Companies eager to participate must therefore establish credibility in the marketplace and raise their profile among a vast group of stakeholders, beyond just traditional political and procurement personnel. By working with the media, enlisting the support of third-party experts, and engaging with civic and business leaders, companies can showcase their expertise and experience. For foreign providers, it is important to demonstrate their ability to create jobs for Americans in the US, a fundamental objective of ARRA.
Consideration 2: Project Execution For each ARRA-funded project, the agencies responsible are required to: explain the rationale and expected benefits; identify projected and quantifiable outcomes and delivery schedules; provide regular progress reports; and account for how and by whom the money is being spent.
Companies involved in these projects can expect the same level of accountability and should take control of their own message and communicate their involvement and progress.
At the very least, participating companies ought to create a unique section of their Web site, dedicated to tracking their progress and providing updates exclusively on ARRA-funded projects. The site should include companies' own accountability and transparency policies as well as their compliance with all relevant environmental, employment, and procurement requirements, including section 1065 of ARRA - the “Buy American” clause. Further, the site can serve as a forum for answering ARRA-related questions and providing relevant information in partnership with local, state, and federal agencies.
Companies must also communicate clearly and proactively, on their Web site and through the media, around key milestones to demonstrate progress as well as to further position themselves as desirable partners for future projects.
Consideration 3: Managing Risk Given the increased scrutiny and pressure being placed on federal agencies and state and local governments, companies participating in ARRA-funded projects face increased risks. In addition to reporting progress, agencies are required to conduct regular audits and investigations to identify and prevent wasteful spending and minimize fraud, as well as regularly report performance issues with individual recipients. It is not unreasonable to assume that a subcontractor may find itself as the scapegoat, rightly or wrongly, in the event of a major project delay or problem. In light of the highly public nature of ARRA, this could have a significant effect on a company's reputation, business relationships, and, potentially, stock price.
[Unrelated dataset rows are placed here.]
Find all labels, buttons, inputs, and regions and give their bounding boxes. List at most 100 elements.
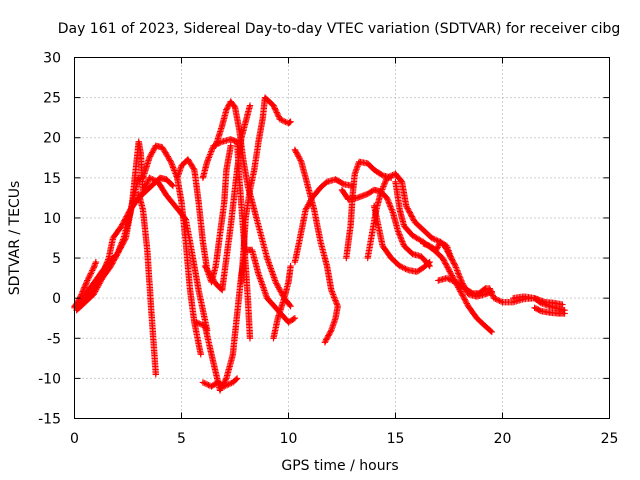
data-point bbox=[265, 296, 269, 300]
series-arc-20 bbox=[370, 202, 433, 275]
data-point bbox=[419, 255, 423, 258]
data-point bbox=[400, 180, 404, 184]
data-point bbox=[306, 184, 309, 188]
data-point bbox=[293, 260, 297, 264]
data-point bbox=[120, 224, 123, 228]
data-point bbox=[304, 208, 307, 212]
data-point bbox=[484, 287, 487, 290]
data-point bbox=[244, 120, 247, 123]
data-point bbox=[552, 301, 556, 305]
data-point bbox=[407, 268, 410, 272]
data-point bbox=[220, 288, 224, 292]
series-arc-13 bbox=[238, 94, 294, 286]
y-tick-label: 30 bbox=[43, 51, 61, 67]
data-point bbox=[139, 152, 143, 155]
data-point bbox=[372, 188, 376, 192]
data-point bbox=[539, 309, 543, 313]
data-point bbox=[229, 224, 232, 228]
data-point bbox=[319, 186, 322, 189]
data-point bbox=[556, 312, 560, 315]
series-arc-16 bbox=[291, 176, 356, 266]
data-point bbox=[146, 248, 149, 252]
data-layer bbox=[71, 94, 568, 394]
data-point bbox=[250, 248, 254, 252]
data-point bbox=[248, 337, 252, 340]
data-point bbox=[449, 272, 453, 276]
data-point bbox=[272, 104, 275, 107]
data-point bbox=[218, 232, 222, 236]
data-point bbox=[501, 300, 504, 304]
data-point bbox=[447, 252, 451, 256]
data-point bbox=[287, 321, 290, 324]
y-tick-label: 25 bbox=[43, 91, 61, 107]
data-point bbox=[109, 264, 113, 268]
data-point bbox=[372, 204, 376, 208]
y-tick-label: -5 bbox=[47, 331, 61, 347]
data-point bbox=[287, 122, 290, 125]
data-point bbox=[101, 272, 104, 276]
data-point bbox=[370, 232, 374, 236]
data-point bbox=[195, 321, 198, 324]
data-point bbox=[353, 172, 357, 176]
data-point bbox=[437, 279, 440, 282]
data-point bbox=[392, 212, 395, 216]
data-point bbox=[460, 280, 464, 284]
data-point bbox=[220, 124, 224, 127]
data-point bbox=[165, 194, 168, 197]
data-point bbox=[141, 208, 145, 212]
data-point bbox=[205, 160, 209, 163]
data-point bbox=[484, 292, 487, 296]
y-tick-label: 20 bbox=[43, 131, 61, 147]
data-point bbox=[238, 176, 241, 180]
data-point bbox=[261, 116, 265, 119]
data-point bbox=[396, 228, 399, 232]
data-point bbox=[244, 216, 247, 220]
data-point bbox=[398, 264, 401, 268]
data-point bbox=[413, 220, 416, 224]
data-point bbox=[366, 256, 369, 260]
data-point bbox=[398, 208, 401, 212]
data-point bbox=[342, 183, 346, 186]
data-point bbox=[289, 264, 292, 268]
data-point bbox=[176, 176, 179, 180]
data-point bbox=[180, 164, 183, 167]
data-point bbox=[441, 256, 444, 260]
data-point bbox=[289, 304, 292, 308]
data-point bbox=[293, 148, 297, 151]
data-point bbox=[122, 236, 125, 240]
y-tick-label: -15 bbox=[38, 412, 61, 428]
data-point bbox=[225, 168, 228, 172]
data-point bbox=[430, 236, 434, 240]
data-point bbox=[135, 160, 138, 163]
data-point bbox=[490, 330, 493, 334]
data-point bbox=[233, 106, 237, 109]
plot-frame bbox=[74, 57, 610, 419]
data-point bbox=[512, 300, 515, 304]
data-point bbox=[293, 317, 297, 320]
data-point bbox=[128, 208, 132, 212]
data-point bbox=[111, 236, 115, 240]
data-point bbox=[340, 188, 344, 192]
data-point bbox=[137, 176, 140, 180]
data-point bbox=[471, 292, 474, 295]
data-point bbox=[197, 200, 200, 204]
data-point bbox=[220, 140, 224, 143]
data-point bbox=[92, 266, 95, 269]
data-point bbox=[488, 287, 491, 290]
data-point bbox=[402, 244, 406, 248]
data-point bbox=[475, 317, 479, 320]
data-point bbox=[257, 272, 260, 276]
x-tick-label: 20 bbox=[494, 431, 512, 447]
y-tick-label: -10 bbox=[38, 371, 61, 387]
data-point bbox=[265, 256, 269, 260]
data-point bbox=[351, 192, 354, 196]
data-point bbox=[330, 288, 333, 292]
data-point bbox=[428, 260, 431, 264]
data-point bbox=[347, 198, 350, 201]
data-point bbox=[411, 252, 414, 256]
data-point bbox=[216, 381, 220, 384]
data-point bbox=[548, 311, 551, 314]
data-point bbox=[484, 325, 487, 328]
data-point bbox=[355, 196, 359, 200]
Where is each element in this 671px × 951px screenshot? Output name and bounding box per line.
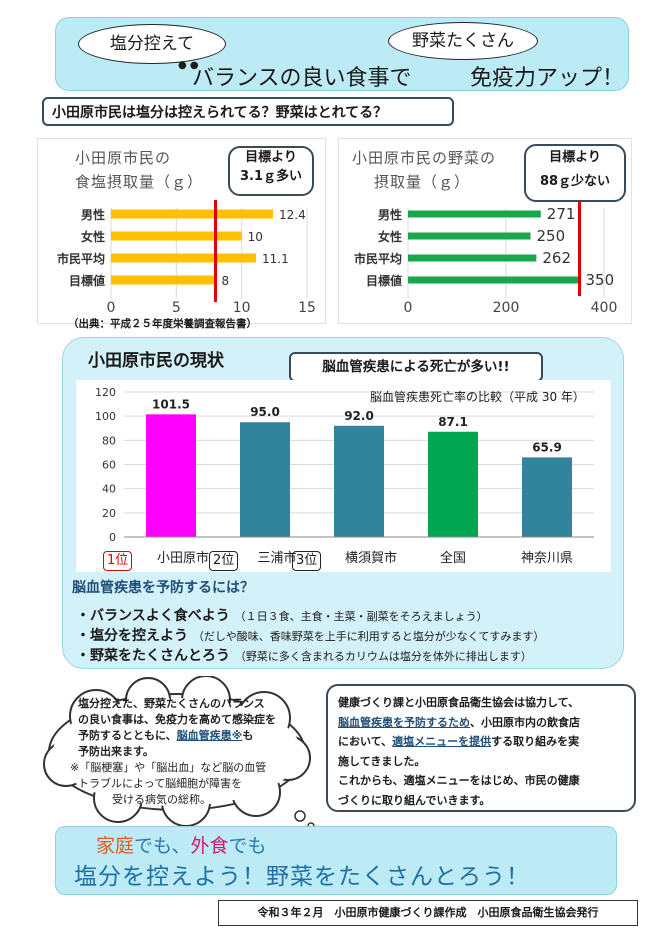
bar	[408, 276, 580, 284]
veg-panel-title: 小田原市民の野菜の 摂取量（ｇ）	[352, 149, 497, 191]
category-label: 神奈川県	[521, 551, 573, 566]
bottom-line1: 家庭でも、外食でも	[96, 835, 267, 857]
bar	[408, 232, 531, 240]
bubble-veg: 野菜たくさん	[388, 22, 538, 60]
tip-balance: ・バランスよく食べよう （１日３食、主食・主菜・副菜をそろえましょう）	[76, 608, 488, 624]
data-label: 10	[248, 230, 263, 244]
mortality-chart: 0 20 40 60 80 100 120 101.5 小田原市 95.0 三浦市 92.0 横須賀市 8…	[95, 386, 594, 566]
y-tick-label: 40	[102, 483, 116, 496]
prevention-heading: 脳血管疾患を予防するには？	[72, 580, 254, 596]
y-tick-label: 80	[102, 434, 116, 447]
category-label: 女性	[81, 229, 105, 244]
data-label: 87.1	[438, 415, 468, 429]
data-label: 101.5	[152, 397, 190, 411]
rank-3-badge: 3位	[292, 551, 322, 571]
category-label: 小田原市	[157, 550, 209, 566]
y-tick-label: 100	[95, 410, 116, 423]
bar	[111, 253, 257, 263]
y-tick-label: 20	[102, 507, 116, 520]
veg-chart: 0 200 400 男性 271 女性 250 市民平均 262 目標値 350	[354, 202, 618, 316]
bar	[240, 422, 290, 537]
header-title-sub: 免疫力アップ！	[470, 66, 625, 91]
rank-1-badge: 1位	[103, 551, 133, 571]
rank-2-badge: 2位	[209, 551, 239, 571]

In addition, the federal government has asked agencies to consider alternative forms of contract financing, including structuring agreements to include payment schedules based on defined deliverables and milestones, which, in the event of a delay, could have serious financial repercussions.
Despite the risks, which with the right tools and partners are manageable, ARRA represents a great opportunity for those companies that are able and willing to participate. Companies have a real chance to not just profit in this turbulent economy, but also to create jobs and be a critical participant in a new era of transparency and accountability.